Buy one regular pizza and get a free can of fizzy pop, buy a family sized pizza and  get a 3 litre monster bottle of  your choice, cola or lemonade, that’s the choice, 2. There is a 3rd brother, who is a dentist, he just loves his big brothers to bits, without them adding to the tooth decay in the city he wouldn’t be living in such a big house. It’s him who bought the 3 new taxis for his big brother’s taxi company, and gave his other brother cash to buy a third pizza parlour. Brotherly love and tooth decay go hand in hand. He is rewarded for his kindness, his wife has tanning studios above the pizza parlours, why waste the spare upper room.

Wood burning stoves are very popular where I live, they weren’t but a 4th brother discovering the amount of junk post he was getting and knew it was perfect fire starter material. So after he got his own wood burning stove he had a brainwave, or rather as his wife was doing her nails she joked you should go into business like your brothers. Tell everybody that a wood burning stove as well as being very trendy was perfect for burning all the rubbish post. Kill two birds with one stone if you like.

So a 4th business was born, and brother number 4 and his wife soon moved into a house near his dentist brother, this proves just how much junk special offer post there is where I live.

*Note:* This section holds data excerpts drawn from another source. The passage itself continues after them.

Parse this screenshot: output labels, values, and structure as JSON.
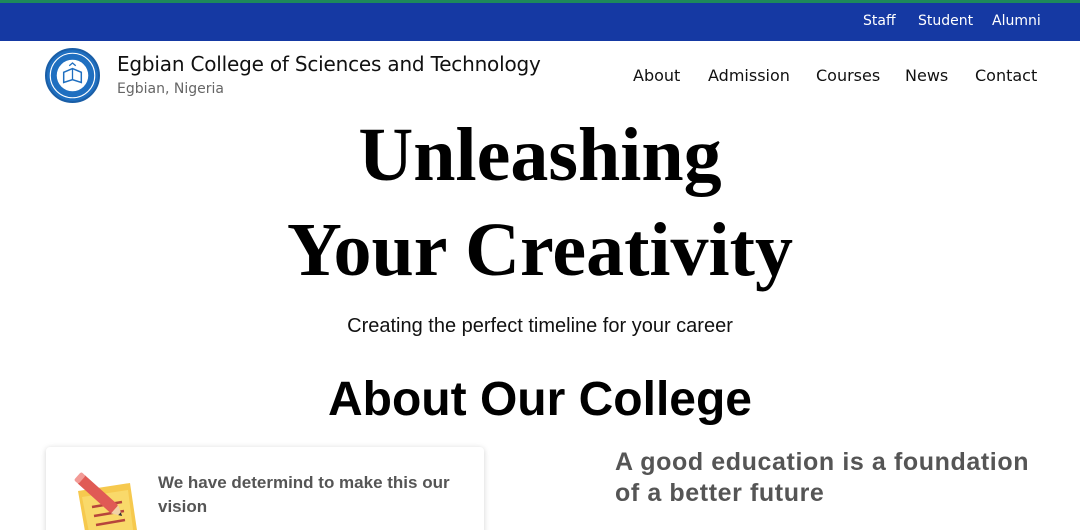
{
  "topbar": {
    "links": [
      "Staff",
      "Student",
      "Alumni"
    ],
    "color": "#1539a3"
  },
  "brand": {
    "title": "Egbian College of Sciences and Technology",
    "subtitle": "Egbian, Nigeria",
    "logo_icon": "college-crest-icon"
  },
  "nav": {
    "items": [
      "About",
      "Admission",
      "Courses",
      "News",
      "Contact"
    ]
  },
  "hero": {
    "title_line1": "Unleashing",
    "title_line2": "Your Creativity",
    "subtitle": "Creating the perfect timeline for your career"
  },
  "about": {
    "title": "About Our College",
    "card": {
      "icon": "notepad-pencil-icon",
      "text": "We have determind to make this our vision"
    },
    "tagline": "A good education is a foundation of a better future"
  }
}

So everything goes along swimmingly, but there are two certainties in Life, and they are Death and Taxis, sorry I mean Taxes.  So the brothers got over confident, and “forgot” to pay all their taxis, sorry I mean taxes. Suddenly the pizza and taxi companies  were under new ownership, the tanning business too. As for the 4 brothers they moved to avoid the taxman, they say they went to Spain, anyway someplace hot, where Arthritis doesn’t raise its ugly head.

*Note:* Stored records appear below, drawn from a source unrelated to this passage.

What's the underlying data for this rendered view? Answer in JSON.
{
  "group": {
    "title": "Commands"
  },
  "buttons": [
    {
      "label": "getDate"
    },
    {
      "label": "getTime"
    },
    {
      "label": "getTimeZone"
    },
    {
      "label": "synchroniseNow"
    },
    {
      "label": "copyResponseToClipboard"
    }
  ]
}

The Four Brothers became a big brand, it was cosmetic surgery on the cheap, the very cheap. There is lots and lots of money in Vanity after all, and no leaflets needed to be delivered. The pizza parlour brother retrained on the computer, he became a whiz at marketing, no longer scattering ingredients on a pizza base, words on a page was all he needed. The taxi brother set up spam servers, delivering the message everywhere, no need to drive about in the dark.

The only dark he used was the Dark Web to hide their money from all the taxmen the world over. The four brothers did think of moving to Ireland because of the low taxis, sorry I mean taxes but their wives overruled them. Sunshine was their priority, Cromane beach  in County Kerry. was great but not as hot hot hot as where they were hiding from the Revenue.

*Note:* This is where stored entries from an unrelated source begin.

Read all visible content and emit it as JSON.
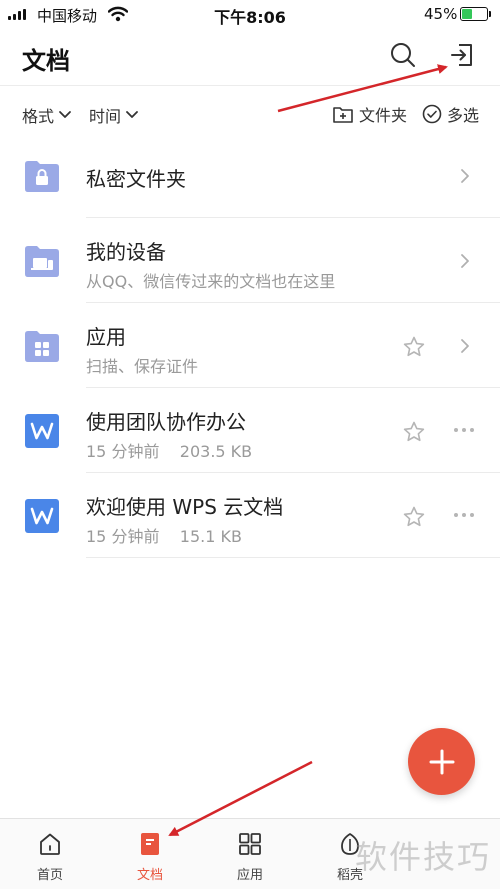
{
  "status_bar": {
    "carrier": "中国移动",
    "time": "下午8:06",
    "battery_percent": "45%",
    "battery_level": 0.45
  },
  "header": {
    "title": "文档",
    "search_icon": "search-icon",
    "exit_icon": "sign-in-icon"
  },
  "toolbar": {
    "format_label": "格式",
    "time_label": "时间",
    "new_folder_label": "文件夹",
    "multi_select_label": "多选"
  },
  "list": [
    {
      "name": "私密文件夹",
      "subtitle": "",
      "icon": "lock-folder-icon"
    },
    {
      "name": "我的设备",
      "subtitle": "从QQ、微信传过来的文档也在这里",
      "icon": "device-folder-icon"
    },
    {
      "name": "应用",
      "subtitle": "扫描、保存证件",
      "icon": "apps-folder-icon"
    },
    {
      "name": "使用团队协作办公",
      "subtitle": "15 分钟前    203.5 KB",
      "icon": "wps-word-icon"
    },
    {
      "name": "欢迎使用 WPS 云文档",
      "subtitle": "15 分钟前    15.1 KB",
      "icon": "wps-word-icon"
    }
  ],
  "tabs": [
    {
      "label": "首页",
      "icon": "home-icon"
    },
    {
      "label": "文档",
      "icon": "document-icon"
    },
    {
      "label": "应用",
      "icon": "grid-icon"
    },
    {
      "label": "稻壳",
      "icon": "daoke-icon"
    }
  ],
  "watermark": "软件技巧",
  "colors": {
    "accent": "#e8553e",
    "folder": "#9aa9e6",
    "word_icon": "#4a86e8",
    "arrow": "#d4262a"
  }
}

So this New Year 2017 as you sit in the damp and cold think about the four brothers and be jealous. Though it did all end in tears, a retired Revenue worker was drinking a pint of Mild in a bar in some place hot and guess what. He overheard the lot, and texted his son who worked for some place, ok I’ll tell you, his son worked for the cops, the Police. His son had always loved computers and aged 14 he had hacked the Police computer they had given him a job on the spot at twice his dad’s salary.

You can guess the rest. Death and Taxes are dependable, even if pizza and taxis stick to your teeth, no matter what the fliers say.